“Innumerable Jews have been killed like that, for no reason, senselessly. It is beyond understanding. Now the last remnants of the Jewish inhabitants of the ghetto are being exterminated. An SS Sturmführer boasted of the way they shot the Jews down as they ran out of the burning buildings. The entire ghetto has been razed by fire. These brutes think we shall win the war that way. But we have lost the war with this appalling mass murder of the Jews. We have brought shame upon ourselves that cannot be wiped out; it is a curse that cannot be lifted. We deserve no mercy; we are all guilty. I am ashamed to walk in the city”
— June 16, 1943 diary entry, upset by the orders to destroy the Warsaw Ghetto
Wilhelm Hosenfeld was born in a village in Hessen, Germany, in 1895. His family was Catholic and he grew up in a pious and conservative German patriotic environment. After serving as a soldier in World War I, he became a teacher, and taught at a local school. By the time World War II broke out, Hosenfeld was married and had five children. In the end of August 1939, a week before the German attack on Poland, 43-year-old Hosenfeld was drafted into the Wehrmacht (the German Army). He was stationed in Poland, first in Pabiance, and as of July 1940 in Warsaw, where he would stay until the end of the war. Hosenfeld spent most of the war years as a sports and culture officer, rising from the rank of sergeant to captain. In summer 1944, during the Polish uprising, when all military forces were engaged in suppressing the revolt, he was involved in the interrogation of prisoners.
Although joining the Nazi party in 1935, Hosenfeld soon grew disillusioned with the regime and disgusted by the crimes against Poles and Jews that he became witness to. All through his military service he kept a diary in which he expressed his feelings. The texts survived because he would regularly send the notebooks home. In his writing, Hosenfeld stressed his growing disgust with the regimes’ oppression of Poles, the persecution of Polish clergy, the abuse of Jews, and, with the beginning of the “Final Solution”, his horror at the extermination of the Jewish people. In 1943, after witnessing the suppression of the Warsaw Ghetto revolt, he wrote in his diary: “these animals. With horrible mass murder of the Jews we have lost this war. We have brought an eternal curse on ourselves and will be forever covered with shame. We have no right for compassion or mercy; we all have a share in the guilt. I am ashamed to walk in the city….”

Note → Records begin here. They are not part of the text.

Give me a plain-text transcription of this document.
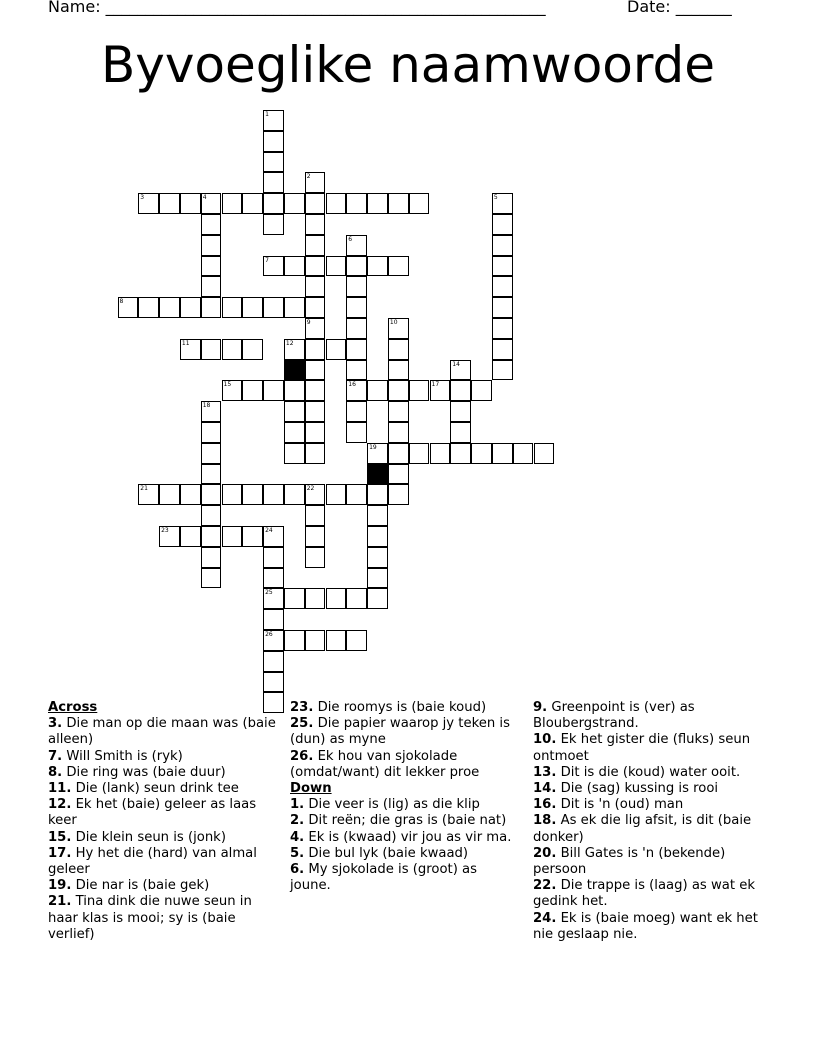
Name: _______________________________________________________	Date: _______
Byvoeglike naamwoorde
3	4
7
8
11	12
15	16	17
19
21	22
23	24
25
26
1
2
5
6
9	10
14
18
Across
3. Die man op die maan was (baie alleen)
7. Will Smith is (ryk)
8. Die ring was (baie duur)
11. Die (lank) seun drink tee
12. Ek het (baie) geleer as laas keer
15. Die klein seun is (jonk)
17. Hy het die (hard) van almal geleer
19. Die nar is (baie gek)
21. Tina dink die nuwe seun in haar klas is mooi; sy is (baie verlief)
23. Die roomys is (baie koud)
25. Die papier waarop jy teken is (dun) as myne
26. Ek hou van sjokolade (omdat/want) dit lekker proe
Down
1. Die veer is (lig) as die klip
2. Dit reën; die gras is (baie nat)
4. Ek is (kwaad) vir jou as vir ma.
5. Die bul lyk (baie kwaad)
6. My sjokolade is (groot) as joune.
9. Greenpoint is (ver) as Bloubergstrand.
10. Ek het gister die (fluks) seun ontmoet
13. Dit is die (koud) water ooit.
14. Die (sag) kussing is rooi
16. Dit is 'n (oud) man
18. As ek die lig afsit, is dit (baie donker)
20. Bill Gates is 'n (bekende) persoon
22. Die trappe is (laag) as wat ek gedink het.
24. Ek is (baie moeg) want ek het nie geslaap nie.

Hosenfeld not only expressed his deep revulsion in words, but also actively helped the victims. Leon Warm escaped from a train to Treblinka during the 1942 deportations from Warsaw. He made it back into the city, and managed to survive with the help of Hosenfeld who employed him in the sports stadium, and provided him with a false identity. His help to another Jew became famous with the film “The Pianist”, based on Waldislaw Szpilman’s life story. After his entire family was killed, Szpilman managed to leave the ghetto and survived on the Aryan side with the help of Polish friends [Janina Godlewska, Andrezej Bogucki and Czeslaw Lewicki were honored as Righteous Among the Nations in 1978]. After the Polish Uprising in summer 1944, the Polish population was evicted from the city, and Szpilman remained alone, hiding in the ruins of the destroyed city, hungry, frozen, frightened and with no support whatsoever. It was there that Hosenfeld found him in mid-November 1944, and helped him survive during the critical final weeks before liberation.
In January 1945 Hosenfeld was taken prisoner by the Soviets. Five years later, on 7 May 1950 a military tribunal in Minsk sentenced him to 25 years in prison. The trial, so the one-page verdict stated, was held in the absence of the defense. The verdict stated that Hosenfeld had personally interrogated prisoners during the Warsaw uprising and sent them to detention, thereby strengthening Fascism in the struggle against the Soviet Union. Six months after the trial, in November 1950, Leon Warm came to visit Hosenfeld’s wife in Thalau. A Polish priest who had met Hosenfeld in the POW camp had found him and told him of his rescuer’s predicament. Warm, who was about to emigrate from Europe, also wrote a letter to Szpilman in Warsaw. It seems unlikely that something could have been done by the two survivors who had lost their families and who were, like others, working hard to pick up the pieces and try to build a life in a world that had little interest in the Jewish tragedy. Suffering several cerebral strokes, Hosenfeld died in a Soviet prison in 1952.